China mengeksport hasil pertanian dan industri manufaktur sedangkan India mengutamakan eksport jasa jasa seperti program computer maupun pemrosesan data. Penduduk kedua Negara itu yang semakin makmur menuntut kwalitas makanan yang lebih baik termasuk hasil laut ataupun minyak goreng dari Imdonesia.

Sewaktu krisis keuangan global berlangsung 2008 – 2009, China dan India luput dari resesi karena mengintroduksi stimulus fiscal besar besaran untuk membangun infrastruktut, perumahan dan perkantoran. Pemerintah pemerintah daerah di China meminjam kredit bank untuk membangun sejumlah proyek jangka panjang dengan agunan tanah miliknya. Dewasa ini strategi seperti itu tidak dapat lagi di ulang karena ternyata banyak dari investasi tersebut tidak menyumbang pada peningkatan nilai tambah dan hanya menimbulkan pemborosan. Kelambatan pelunasan kreditnya telah menimbulkan krisis likwiditas dan meningkat rasio kredit bermasalah di bank bank China.

Orientasi Eksport

    Untuk meningkatkan kembali orientasi eksport, tingkat laju pertumbuhan ekonomi, dan penciptaan lapangan kerja, Indonesia perlu menerapkan strategi pembangunan yang berorientasi pada eksport. (eksport Ied strategy) atapun berorientasi keluar (out ward-looking strategy) dab mengolah sumber daya alam (resource based strategy). Melalui perubahan strategi pembangunan itu, Indobesia pub akan ikut bergabung dalam jaringan produksi global (global supply chains atau International production net works/IPN) yang telah berlangsung sejak 1980-an.

    IPN memanfaatkan spesialisasi vertical yang terjadi di pasar global. IPN membagi tahap produksi antar Negara dan setiap tahap produksi merupakan produksi suku cadang maupun komponen atau perakitan komponen untuk tahap produksi selanjutnya hingga menghasilkan barang jadi. Lihatlah barang elekteronik atau mobil merk apa saja, suku cadang dan komponennya adalah buatan sejumlah pabrik di sejumlah Negara dan kemudian di rakit menjadi barang jadi. Berbeda dengan pertambangan yang bersifat padat modal, Produksu suku cadang dan komponen barang barang industry manufaktur, beserta perakitannya, adalah bersifat padat karya dan tidak memerlukan keahlian tingkat tinggi. Dengan terciptanya lapangan kerja dikampung halaman sendiri, akan mengurangi eksport TKI ke mancanegara.

    Ada dua model IPN, yakni model laba laba dan ular. Model pertama menggabungkan suku cadang yang diproduksi di sejumlah Negara untuk menghasilkan produk jadi atau komponen yang diperlukan pada tahap produksi berikutnya.
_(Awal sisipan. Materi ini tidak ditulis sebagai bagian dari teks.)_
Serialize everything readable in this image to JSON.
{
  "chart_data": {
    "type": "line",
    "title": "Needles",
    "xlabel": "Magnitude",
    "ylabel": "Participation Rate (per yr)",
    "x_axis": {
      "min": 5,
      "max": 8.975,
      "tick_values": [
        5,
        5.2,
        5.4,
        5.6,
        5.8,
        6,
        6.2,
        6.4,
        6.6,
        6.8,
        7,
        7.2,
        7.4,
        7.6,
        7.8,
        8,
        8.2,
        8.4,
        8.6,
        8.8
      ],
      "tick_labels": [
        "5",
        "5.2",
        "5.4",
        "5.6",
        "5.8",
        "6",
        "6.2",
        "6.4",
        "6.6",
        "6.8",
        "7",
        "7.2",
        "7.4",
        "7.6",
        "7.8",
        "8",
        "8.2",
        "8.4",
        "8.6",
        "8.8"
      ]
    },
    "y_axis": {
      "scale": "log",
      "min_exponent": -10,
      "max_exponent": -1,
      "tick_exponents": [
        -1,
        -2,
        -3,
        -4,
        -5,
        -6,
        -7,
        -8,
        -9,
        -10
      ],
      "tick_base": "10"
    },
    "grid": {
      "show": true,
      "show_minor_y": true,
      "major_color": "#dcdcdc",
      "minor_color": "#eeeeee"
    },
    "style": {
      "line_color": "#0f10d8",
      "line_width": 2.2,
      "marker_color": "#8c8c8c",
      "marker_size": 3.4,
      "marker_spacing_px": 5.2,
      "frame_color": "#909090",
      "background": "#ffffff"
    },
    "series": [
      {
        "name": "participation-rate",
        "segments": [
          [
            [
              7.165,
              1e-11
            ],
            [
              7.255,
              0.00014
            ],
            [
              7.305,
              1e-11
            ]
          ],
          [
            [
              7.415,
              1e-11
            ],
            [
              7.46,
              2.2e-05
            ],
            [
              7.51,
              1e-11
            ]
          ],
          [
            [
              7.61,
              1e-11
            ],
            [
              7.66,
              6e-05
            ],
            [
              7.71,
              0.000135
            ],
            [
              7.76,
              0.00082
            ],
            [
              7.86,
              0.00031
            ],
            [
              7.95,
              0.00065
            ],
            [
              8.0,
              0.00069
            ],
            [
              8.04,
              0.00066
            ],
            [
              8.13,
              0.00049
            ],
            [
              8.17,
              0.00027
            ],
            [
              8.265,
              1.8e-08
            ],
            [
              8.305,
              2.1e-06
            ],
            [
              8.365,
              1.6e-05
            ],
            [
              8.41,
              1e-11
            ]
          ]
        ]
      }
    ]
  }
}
    Dalam model kedua, urutan tahap produksi bergerak menurut garis lurus dari awal hingga akhir dan setiap tahap produksi tersebut menghasilkan nilai tambah.Kedua model IPS tersebut mengandung offsharing cost, yakni biaya transportasi suku cadang dan komponen satu ke lain lokasi produksi yang mungkin berada di Negara yang berbeda. Dengan demikian cukup tinggi impor Negara Negara yang masuk dalam IPN akan bahan baku, suku cadang dan komponen produksi.

Mengubah Kebijakan

    Untuk dapat ikut dalam IPN Indonesia perlu mengubah berbagai kebijakannya. Kebijakan yang pertama adalah menraik lebih banyak pemasukan modal swasta asing. Dalam IPN perusahaan multinasional memproduksi barang dab jasa bukan saja untuk memenuhi kebutuhan pasar dalam negeri, melainkan juga untuk di eksport ke pasar dunia. Kedua, untuk menekan offshoring cost diperlikan infrastruktur yan andal, termasuk listrtik, pelabuhan laut dan udara, telpon serta Wi-Fi, terutama di daerah Rencana Induk Percepatan dan Perluasan Pembangunan Ekonomi Indonesia (MP3EI) serta pulau Jawa yang berpenduduk padat.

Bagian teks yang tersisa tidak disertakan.